Julian Mark is Caldicott Guardian for the Yorkshire Ambulance Service, where he has been executive medical director since 2013. On issues of information governance, he seesa big difference between the ambulance service and other organisations in health and social care. The nature of the work is such that it is rarely appropriate to seek the patient’s explicit consent for their personal data to be collected and passed on to other members of the direct care team. When paramedics respond to a 999 call, they operate on the basis of implied consent. When they attend to a severely injured person, they do so to look after their best interests without the need for formal consent.
In the day-to-day work of the service, staff do not need to consult the Caldicott Guardian before sharing medical information with other healthcare professionals who need it to provide safe care. However, that does not mean that the role of the Caldicott Guardian lacks interesting challenges.
The issues that come up to Julian often involve requests from other organisations for information that may include personal medical data. For example, police officers often walk into an emergency operations centre and ask for call logs or incident data to assist an investigation into a possible crime. However, files containing personal medical material cannot be handed over there and then unless certain thresholds are reached. The police can make a request for such information under section 29 of the Data Protection Act 1998, but the Yorkshire Ambulance Service will not hand over records until they have been redacted to comply with Caldicott principles. Julian wrote the guidance on this subject that the UKCGC has made available to help others through this delicate process.
Julian’s previous clinical career was as an anaesthetist with an interest in trauma and critical care. At the Yorkshire Ambulance Service headquarters in Wakefield his role as executive medical director is concerned with clinical governance and development, improving the quality of the service and assuring patient safety. He says that the role of Caldicott Guardian fits in well with this because it is also about “acting as the patients’ champion.”
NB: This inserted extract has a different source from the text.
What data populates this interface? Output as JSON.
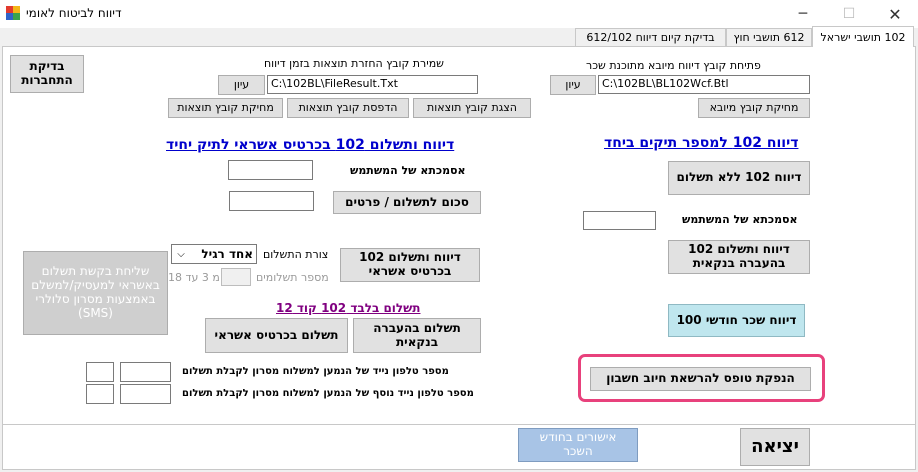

The information governance manager has ready access to Julian who can advise from a Caldicott perspective when issues arise. They meet formally once a month to examine all cases that have been logged as breaches of the rules on protection of patient identifiable data, such as when information about an individual is sent to the wrong GP. Other case work is sporadic. He might look at two issues one week and then none for the next two months. The more significant workload is when agreeing information sharing agreements. For example he spent a fortnight working on the agreement to share information with the Rotherham child abuse inquiry.
Julian has a deputy Caldicott Guardian, who is the deputy medical director. As they never take leave at the same time it makes sense for his deputy to cover both roles. If a member of the public wants to get in touch with the Caldicott Guardian they can find out who it is on the Yorkshire ambulance service website and contact Julian through his PA. He says: “I prefer people to approach me directly rather than going through a somewhat protracted process.” Cases are logged on the service’s incident reports system and are regularly reported to the board.